Malawi Prisons’ junior officers have threatened to seal all prisons to force government to start paying them risk allowances and provide them with personal protective equipment (PPEs) in the face of Covid-19 pandemic.
Mzuzu University-based security expert Eugenio Njoloma has since warned the State security agents in the country to avoid staging strikes, saying they have the potential to endanger national security.
Malawi Prison Service spokesperson Chimwemwe Shaba in an interview yesterday said authorities were working on defusing the industrial action.
According to a communication to all prison facilities dated August 12 but not signed, the industrial action was scheduled to start 6am today.
Reads the memo: “All junior officers are requested to come in large numbers, regardless of shifts, to beef up security in all entrances before the dot of 6am so that security should not be compromised.”
The junior staff warned that the prison gates would remain closed and no admission or discharges would be made.
“Senior officials have been encouraged to work from home except for those working in clinics, while police and court officials were to be barred from entering the prisons,” it reads further.
But Shaba said management is engaging the aggrieved staff to call off the industrial action to ensure that operations in prisons, which house about 14 000 inmates against a rated capacity of 5 000, are not affected.
He said: “We don’t even want the sit-in to take place because it is not allowed in a security organisation and that has always been our position.
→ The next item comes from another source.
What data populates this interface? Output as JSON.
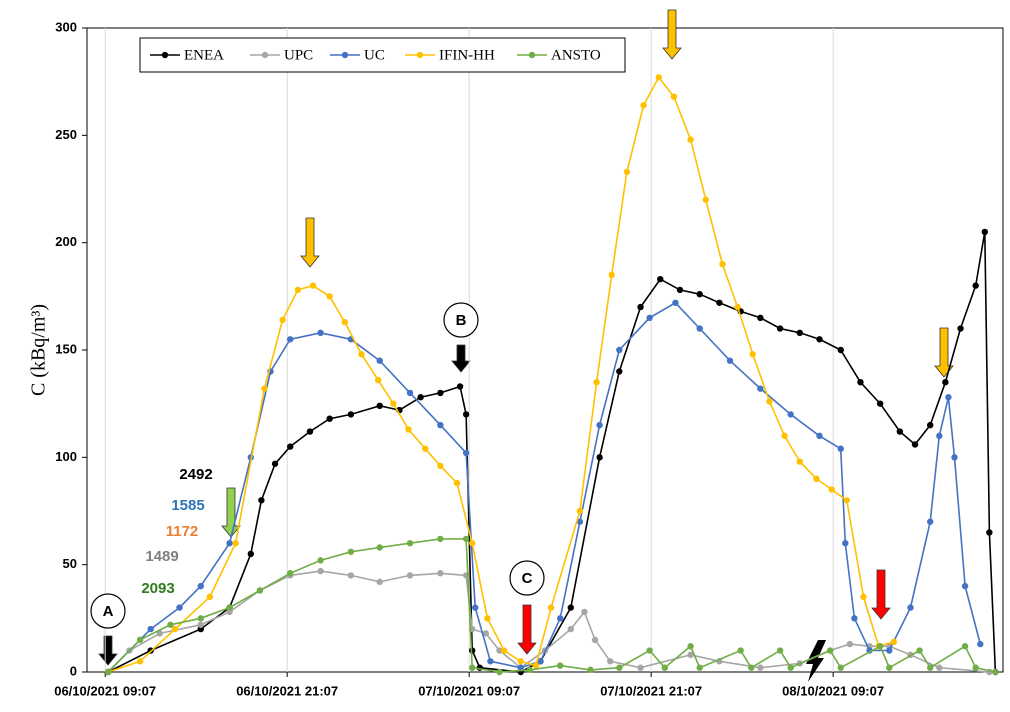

We want everything to be normal and we are hoping they will understand management’s position and give management and the ministry ample time to look into issues that they are demanding.”
Shaba claimed that PPE are already being distributed among the staff and that the Department of Disaster and Management Affairs (Dodma) has also given the Prisons Department money to procure more PPE.
On risk allowances, he said the prison authorities have been engaging government on the matter, assuring the junior officers that the ministry will respond accordingly.
“The department does not have money for the allowances. The allowance will have to come along with salaries, if the matter materialises,” said Shaba.
Minister of Homeland Security Richard Chimwendo Banda did not pick up calls when called several times.
Meanwhile, Njoloma has said such industrial action poses a security risk to the country through breached law and order operations.
He said: “Already, the prison warders are not enough. Having such industrial action will mean less manpower and security will be compromised.”
Centre for Human Rights Education, Advice and Assistance executive director Victor Mhango in a separate interview asked government to properly handle the situation, saying sealing the prisons would lead to violations of inmates’ rights, including being deprived food and health services.
He said: “Sealed prisons have the potential of extending the custody of inmates who are due for release.”
Lately, there have been increasing cases of Covid-19 in prisons with two confirmed deaths of inmates so far.